[Date Prev][Date Next][Thread Prev][Thread Next][Date Index][Thread Index]

Re: [Fwd: Documentation for backslash encoding of String metadata]



I think we are talking about different things.
I am pretty sure that that the things I described were a direct result of changing from netCDF-java 2.2.22 to netCDF-java 4.0. I ran my unit tests with 2.2.22, changed to 4.0, re-ran the tests and saw the difference that I reported.

I don't see how what I saw could have been something that changed in 1993. Perhaps you are talking about things in the C-based code and I am talking about the java-based code and the NCdump Java class.

Thanks for looking at it though.

Russ Rew wrote:
Bob,

I'm working on switching to netCDF-java 4.0. Sorry for the delay.

With netCDF-java 4.0, there seems to have been a change in the way
special characters are encoded in attribute values and when they appear
in ncdump.

I couldn't find a mention of this at
http://www.unidata.ucar.edu/software/netcdf-java/v4.0/CHANGES
or documentation at
http://www.unidata.ucar.edu/software/netcdf-java/v4.0/javadoc/index.html
or
http://www.unidata.ucar.edu/software/netcdf/docs/netcdf.html

Are the details documented somewhere?
As far as I know, we haven't changed the way special characters are
encoded in attribute values in the C-based interfaces.  I may have
overlooked something, but could you give me an example of an attribute
value that's displayed differently by ncdump in netCDF-4 than it was by
a previous version of ncdump?
Yes, if I use NCdump.print in netcdfJava 2.2.22 (and previous), characters like ' " and newline exist as single characters. (Actually, the " was troublesome because the entire String attribute was displayed with " at the beginning and end -- it should have been encoded.

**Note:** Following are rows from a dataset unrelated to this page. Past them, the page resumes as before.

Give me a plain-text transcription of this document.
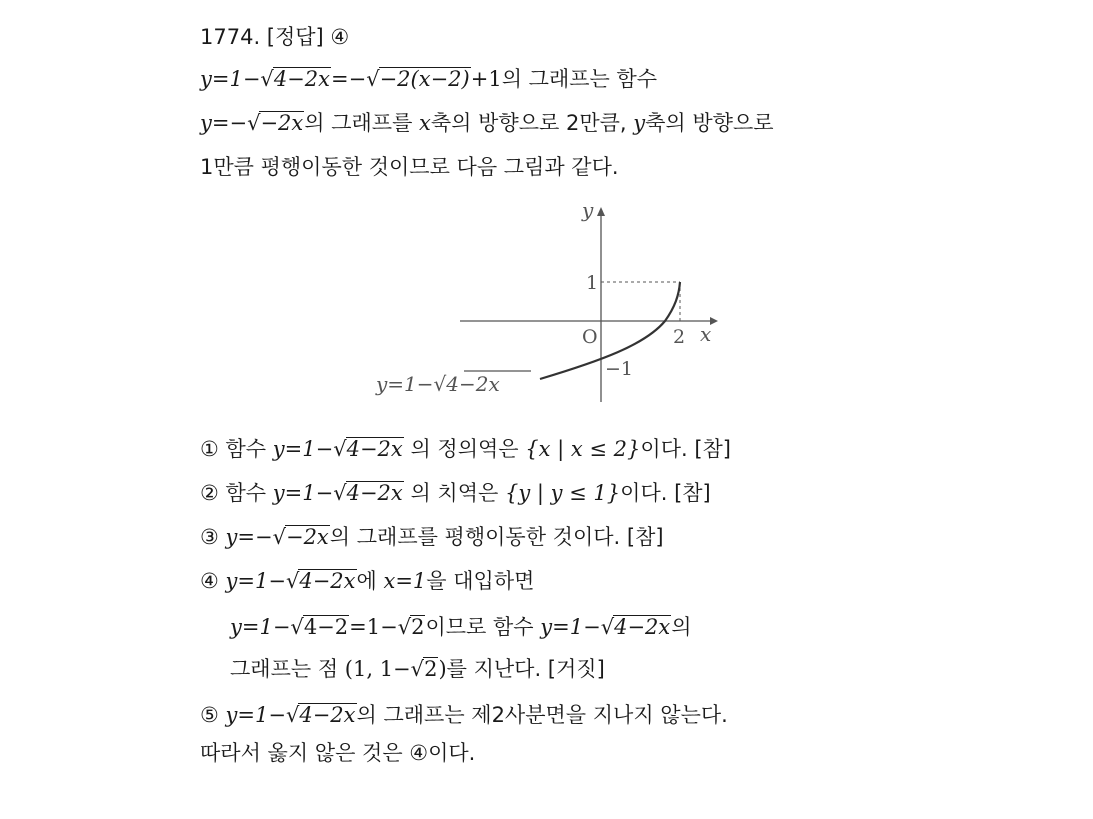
1774. [정답] ④
y=1−√4−2x=−√−2(x−2)+1의 그래프는 함수
y=−√−2x의 그래프를 x축의 방향으로 2만큼, y축의 방향으로
1만큼 평행이동한 것이므로 다음 그림과 같다.
y
x
O
1
2
−1
y=1−√4−2x
① 함수 y=1−√4−2x 의 정의역은 {x | x ≤ 2}이다. [참]
② 함수 y=1−√4−2x 의 치역은 {y | y ≤ 1}이다. [참]
③ y=−√−2x의 그래프를 평행이동한 것이다. [참]
④ y=1−√4−2x에 x=1을 대입하면
y=1−√4−2=1−√2이므로 함수 y=1−√4−2x의
그래프는 점 (1, 1−√2)를 지난다. [거짓]
⑤ y=1−√4−2x의 그래프는 제2사분면을 지나지 않는다.
따라서 옳지 않은 것은 ④이다.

Yes, if I use NCdump.print in netcdfJava 4.0, characters like ' and newline (and probably ", but I haven't tested it yet) exist as two characters, backslash plus the character (or n for newline) as in a Java or JSON-encoded String. ' looks odd because possessive words now have an internal backslash: e.g., Bob\'s newline looks odd because it takes away the visual formatting that occurs in the attribute (e.g., a history attribute with a separate line for each processing step).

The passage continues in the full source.